Banks shun Government code of conduct on tax

The Chancellor is ramping up the pressure on the banks by giving them two weeks to sign up to a (voluntary) code. Or what?

by Dave Waller
Last Updated: 09 Nov 2010
Apparently only four of the UK's biggest 15 banks have signed up to a Government code of conduct on taxation, which sets out how they should behave in relation to their tax affairs (or those of their clients). Since the code came in under Labour back in June 2009, that's hardly an inspiring rate of take-up. Now George Osborne has opened up yet another front in the Coalition's ongoing battle with the banks by pledging to make the rest sign within a fortnight. And with the Spending Review imminent, it'll be very difficult for them to turn him down...

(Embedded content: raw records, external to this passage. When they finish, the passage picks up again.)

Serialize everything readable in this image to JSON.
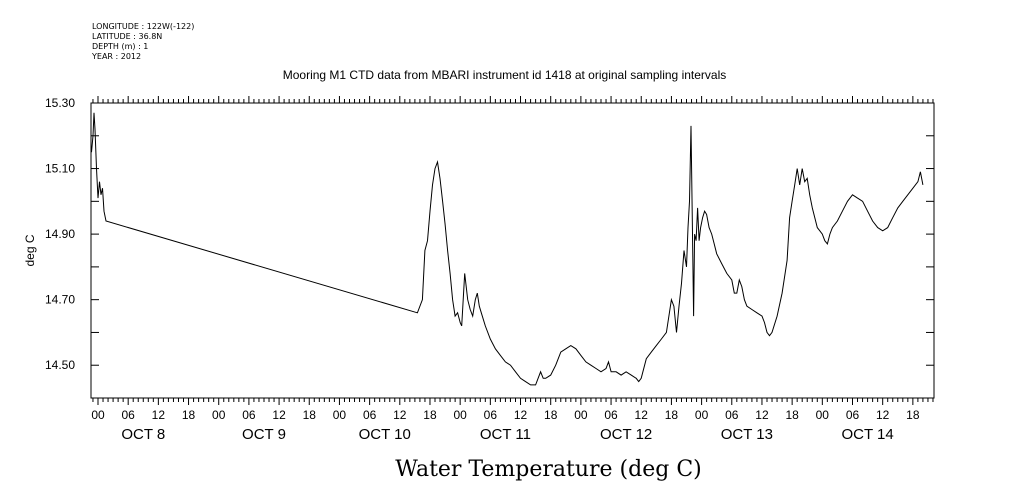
{
  "header": {
    "longitude": "LONGITUDE : 122W(-122)",
    "latitude": "LATITUDE : 36.8N",
    "depth": "DEPTH (m) : 1",
    "year": "YEAR : 2012"
  },
  "chart_data": {
    "type": "line",
    "title": "Mooring M1 CTD data from MBARI instrument id 1418 at original sampling intervals",
    "ylabel": "deg C",
    "xlabel": "Water Temperature (deg C)",
    "ylim": [
      14.4,
      15.3
    ],
    "yticks": [
      14.5,
      14.7,
      14.9,
      15.1,
      15.3
    ],
    "ytick_labels": [
      "14.50",
      "14.70",
      "14.90",
      "15.10",
      "15.30"
    ],
    "x_unit": "hours since 00:00 OCT 8",
    "xlim": [
      -1.5,
      166
    ],
    "hour_ticks": [
      0,
      6,
      12,
      18,
      24,
      30,
      36,
      42,
      48,
      54,
      60,
      66,
      72,
      78,
      84,
      90,
      96,
      102,
      108,
      114,
      120,
      126,
      132,
      138,
      144,
      150,
      156,
      162
    ],
    "hour_tick_labels": [
      "00",
      "06",
      "12",
      "18",
      "00",
      "06",
      "12",
      "18",
      "00",
      "06",
      "12",
      "18",
      "00",
      "06",
      "12",
      "18",
      "00",
      "06",
      "12",
      "18",
      "00",
      "06",
      "12",
      "18",
      "00",
      "06",
      "12",
      "18"
    ],
    "day_labels": [
      {
        "label": "OCT  8",
        "hour": 9
      },
      {
        "label": "OCT  9",
        "hour": 33
      },
      {
        "label": "OCT 10",
        "hour": 57
      },
      {
        "label": "OCT 11",
        "hour": 81
      },
      {
        "label": "OCT 12",
        "hour": 105
      },
      {
        "label": "OCT 13",
        "hour": 129
      },
      {
        "label": "OCT 14",
        "hour": 153
      }
    ],
    "series": [
      {
        "color": "#000000",
        "points": [
          [
            -1.3,
            15.15
          ],
          [
            -1.0,
            15.2
          ],
          [
            -0.8,
            15.27
          ],
          [
            -0.6,
            15.22
          ],
          [
            -0.3,
            15.1
          ],
          [
            0.0,
            15.01
          ],
          [
            0.3,
            15.06
          ],
          [
            0.6,
            15.02
          ],
          [
            0.9,
            15.04
          ],
          [
            1.2,
            14.97
          ],
          [
            1.6,
            14.94
          ],
          [
            63.5,
            14.66
          ],
          [
            64.5,
            14.7
          ],
          [
            65.0,
            14.85
          ],
          [
            65.5,
            14.88
          ],
          [
            66.0,
            14.97
          ],
          [
            66.5,
            15.05
          ],
          [
            67.0,
            15.1
          ],
          [
            67.5,
            15.12
          ],
          [
            68.0,
            15.07
          ],
          [
            68.5,
            15.0
          ],
          [
            69.0,
            14.93
          ],
          [
            69.5,
            14.85
          ],
          [
            70.0,
            14.78
          ],
          [
            70.5,
            14.7
          ],
          [
            71.0,
            14.65
          ],
          [
            71.5,
            14.66
          ],
          [
            72.0,
            14.63
          ],
          [
            72.3,
            14.62
          ],
          [
            72.6,
            14.7
          ],
          [
            72.9,
            14.78
          ],
          [
            73.2,
            14.74
          ],
          [
            73.5,
            14.7
          ],
          [
            74.0,
            14.67
          ],
          [
            74.5,
            14.65
          ],
          [
            75.0,
            14.7
          ],
          [
            75.4,
            14.72
          ],
          [
            75.8,
            14.68
          ],
          [
            76.2,
            14.66
          ],
          [
            77.0,
            14.62
          ],
          [
            78.0,
            14.58
          ],
          [
            79.0,
            14.55
          ],
          [
            80.0,
            14.53
          ],
          [
            81.0,
            14.51
          ],
          [
            82.0,
            14.5
          ],
          [
            83.0,
            14.48
          ],
          [
            84.0,
            14.46
          ],
          [
            85.0,
            14.45
          ],
          [
            86.0,
            14.44
          ],
          [
            87.0,
            14.44
          ],
          [
            87.5,
            14.46
          ],
          [
            88.0,
            14.48
          ],
          [
            88.5,
            14.46
          ],
          [
            89.0,
            14.46
          ],
          [
            90.0,
            14.47
          ],
          [
            91.0,
            14.5
          ],
          [
            92.0,
            14.54
          ],
          [
            93.0,
            14.55
          ],
          [
            94.0,
            14.56
          ],
          [
            95.0,
            14.55
          ],
          [
            96.0,
            14.53
          ],
          [
            97.0,
            14.51
          ],
          [
            98.0,
            14.5
          ],
          [
            99.0,
            14.49
          ],
          [
            100.0,
            14.48
          ],
          [
            101.0,
            14.49
          ],
          [
            101.5,
            14.51
          ],
          [
            102.0,
            14.48
          ],
          [
            103.0,
            14.48
          ],
          [
            104.0,
            14.47
          ],
          [
            105.0,
            14.48
          ],
          [
            106.0,
            14.47
          ],
          [
            107.0,
            14.46
          ],
          [
            107.5,
            14.45
          ],
          [
            108.0,
            14.46
          ],
          [
            109.0,
            14.52
          ],
          [
            110.0,
            14.54
          ],
          [
            111.0,
            14.56
          ],
          [
            112.0,
            14.58
          ],
          [
            113.0,
            14.6
          ],
          [
            113.5,
            14.65
          ],
          [
            114.0,
            14.7
          ],
          [
            114.5,
            14.68
          ],
          [
            115.0,
            14.6
          ],
          [
            115.5,
            14.68
          ],
          [
            116.0,
            14.75
          ],
          [
            116.5,
            14.85
          ],
          [
            117.0,
            14.8
          ],
          [
            117.3,
            14.92
          ],
          [
            117.6,
            15.0
          ],
          [
            117.9,
            15.23
          ],
          [
            118.2,
            14.9
          ],
          [
            118.4,
            14.65
          ],
          [
            118.6,
            14.9
          ],
          [
            118.9,
            14.88
          ],
          [
            119.2,
            14.98
          ],
          [
            119.5,
            14.88
          ],
          [
            119.8,
            14.92
          ],
          [
            120.2,
            14.95
          ],
          [
            120.6,
            14.97
          ],
          [
            121.0,
            14.96
          ],
          [
            121.5,
            14.92
          ],
          [
            122.0,
            14.9
          ],
          [
            122.5,
            14.87
          ],
          [
            123.0,
            14.84
          ],
          [
            124.0,
            14.81
          ],
          [
            125.0,
            14.78
          ],
          [
            126.0,
            14.76
          ],
          [
            126.5,
            14.72
          ],
          [
            127.0,
            14.72
          ],
          [
            127.5,
            14.76
          ],
          [
            128.0,
            14.74
          ],
          [
            128.5,
            14.7
          ],
          [
            129.0,
            14.68
          ],
          [
            130.0,
            14.67
          ],
          [
            131.0,
            14.66
          ],
          [
            132.0,
            14.65
          ],
          [
            132.5,
            14.63
          ],
          [
            133.0,
            14.6
          ],
          [
            133.5,
            14.59
          ],
          [
            134.0,
            14.6
          ],
          [
            135.0,
            14.65
          ],
          [
            136.0,
            14.72
          ],
          [
            137.0,
            14.82
          ],
          [
            137.5,
            14.95
          ],
          [
            138.0,
            15.0
          ],
          [
            138.5,
            15.05
          ],
          [
            139.0,
            15.1
          ],
          [
            139.5,
            15.05
          ],
          [
            140.0,
            15.1
          ],
          [
            140.5,
            15.06
          ],
          [
            141.0,
            15.07
          ],
          [
            141.5,
            15.02
          ],
          [
            142.0,
            14.98
          ],
          [
            142.5,
            14.95
          ],
          [
            143.0,
            14.92
          ],
          [
            143.5,
            14.91
          ],
          [
            144.0,
            14.9
          ],
          [
            144.5,
            14.88
          ],
          [
            145.0,
            14.87
          ],
          [
            145.5,
            14.9
          ],
          [
            146.0,
            14.92
          ],
          [
            147.0,
            14.94
          ],
          [
            148.0,
            14.97
          ],
          [
            149.0,
            15.0
          ],
          [
            150.0,
            15.02
          ],
          [
            151.0,
            15.01
          ],
          [
            152.0,
            15.0
          ],
          [
            153.0,
            14.97
          ],
          [
            154.0,
            14.94
          ],
          [
            155.0,
            14.92
          ],
          [
            156.0,
            14.91
          ],
          [
            157.0,
            14.92
          ],
          [
            158.0,
            14.95
          ],
          [
            159.0,
            14.98
          ],
          [
            160.0,
            15.0
          ],
          [
            161.0,
            15.02
          ],
          [
            162.0,
            15.04
          ],
          [
            163.0,
            15.06
          ],
          [
            163.5,
            15.09
          ],
          [
            164.0,
            15.05
          ]
        ]
      }
    ]
  }
}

While Lloyds, RBS and Northern Rock have all signed, the only bank without substantial state ownership to do so is Standard Chartered. Others like HSBC, Santander and Barclays have kept all their t’s non-crossed and their i’s conspicuously undotted. According to the Guardian (for whom this issue is a particular hobby horse) Barclays apparently believes it already complies, and HSBC is minded to sign up - although the fact it hasn’t yet done so in 16 months suggests a pen that’s hardly racing to that dotted line.

The code is designed to instil a sense among banks of the wider repercussions of how they act – or advise their clients to act – around tax avoidance; it recommends that banks adhere to the spirit rather than just the letter of the law when advising on such schemes. And the stakes are high: according to a tax expert commissioned by the TUC, the banks could avoid as much as £19bn in tax over the next few years by offsetting their recent losses against future profits.

Since the Exchequer needs every penny it can get at the moment, Osborne is on the warpath, promising to make the banks comply by November. The timing of this is surely significant: banks are already public enemy number one, and when the axe starts falling after Wednesday, their tax shenanigans (not to mention their fat bonuses) will be even less palatable to the wider public. So it's going to be tricky for them to say no, regardless of what they really think of the plan. And even if we're not sure what the Chancellor can actually do if they opt to play hardball.

We're already seeing some signs of the banks moderating their approach: Barclays chief John Varley has been telling the FT how sensible the new Basel III rules are, while even Goldman Sachs is reportedly planning to turn over a new leaf in the way it reports and relates to the outside world. With bonus season looming, they need to start building bridges fast. This might be one way of doing it - even though the cost to the bottom line in the short term may be painful.